Islam is the third-largest faith in the United States, after Christianity and Judaism. The chances of having a Muslim family move in next to you have risen dramatically in the last ten years. According to the 2011 Census, 2.7 million Muslims live in England and Wales where they form 5.0% of the general population and 9.1% of children under the age of five.
Travel outside of the United States and you find out that America is not revered and admired as it once was. Our power and presence in the world is shrinking. Go as missionaries to Africa and find out you want to bring some of them back to be missionaries to America, because they are following Christ more fiercely than we are. Our dominance is largely cultural now. Barbie has most likely gone farther than any one of us could go in influencing the world.

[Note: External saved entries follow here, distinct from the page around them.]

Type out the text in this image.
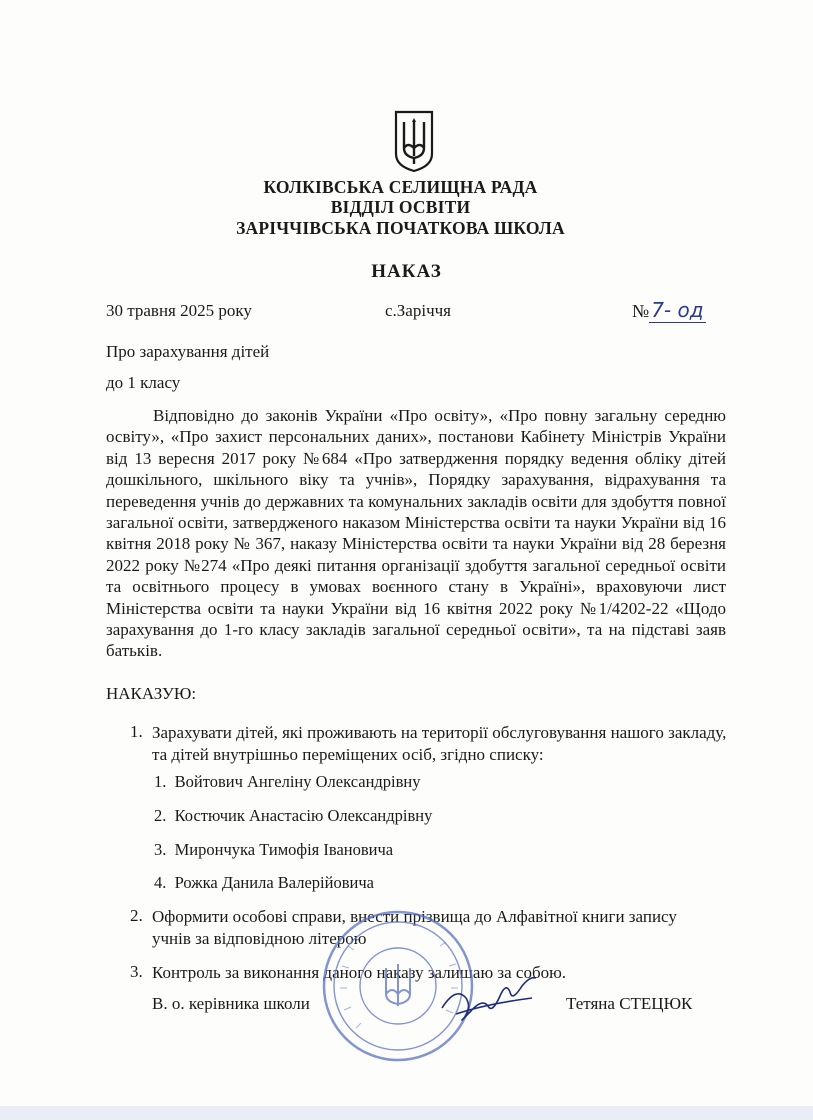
КОЛКІВСЬКА СЕЛИЩНА РАДА
ВІДДІЛ ОСВІТИ
ЗАРІЧЧІВСЬКА ПОЧАТКОВА ШКОЛА
НАКАЗ
30 травня 2025 року	с.Заріччя	№ 7- од
Про зарахування дітей
до 1 класу

Відповідно до законів України «Про освіту», «Про повну загальну середню освіту», «Про захист персональних даних», постанови Кабінету Міністрів України від 13 вересня 2017 року №684 «Про затвердження порядку ведення обліку дітей дошкільного, шкільного віку та учнів», Порядку зарахування, відрахування та переведення учнів до державних та комунальних закладів освіти для здобуття повної загальної освіти, затвердженого наказом Міністерства освіти та науки України від 16 квітня 2018 року № 367, наказу Міністерства освіти та науки України від 28 березня 2022 року №274 «Про деякі питання організації здобуття загальної середньої освіти та освітнього процесу в умовах воєнного стану в Україні», враховуючи лист Міністерства освіти та науки України від 16 квітня 2022 року №1/4202-22 «Щодо зарахування до 1-го класу закладів загальної середньої освіти», та на підставі заяв батьків.

НАКАЗУЮ:
1. Зарахувати дітей, які проживають на території обслуговування нашого закладу, та дітей внутрішньо переміщених осіб, згідно списку:
1. Войтович Ангеліну Олександрівну
2. Костючик Анастасію Олександрівну
3. Мирончука Тимофія Івановича
4. Рожка Данила Валерійовича
2. Оформити особові справи, внести прізвища до Алфавітної книги запису учнів за відповідною літерою
3. Контроль за виконання даного наказу залишаю за собою.
В. о. керівника школи	Тетяна СТЕЦЮК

America is growing more increasingly diverse. No need to go to the world anymore; the world is coming to us. The classroom full of homogeneous white children is a thing of the past. One of my college roommates is a pastor in central California, a predominately agricultural area that resembled mid-America when we were in school. Now his church holds separate services in three different languages.
All of this is actually good for us. We have been so arrogant. We are being humbled into facing the fact that our seemingly vast country occupies a small place on this planet, and it is growing smaller by the minute. We can no longer turn a blind eye on the rest of the world. We have to learn to be good neighbors now, and in doing so, respect those who are different than us.
This all eventually comes down to you and me, and how we live our lives. We are citizens of the world and America is looking more and more like the world, and that is as it should be.
Jesus used to tell His disciples not to choose the best seat in the house. Better to be invited up by the host than to be sent back. He told them to get to the end of the line because the first will be last, and the last will be first. In other words, choose the humble place. Choose to lift up those around you. Grace turned outward starts with looking highly on those who are different.
It’s human nature to judge and fear that which is different. Yet the kingdom of God belongs first to the poor and the marginalized. Better get used to what’s different, so you will be right at home in the kingdom of heaven.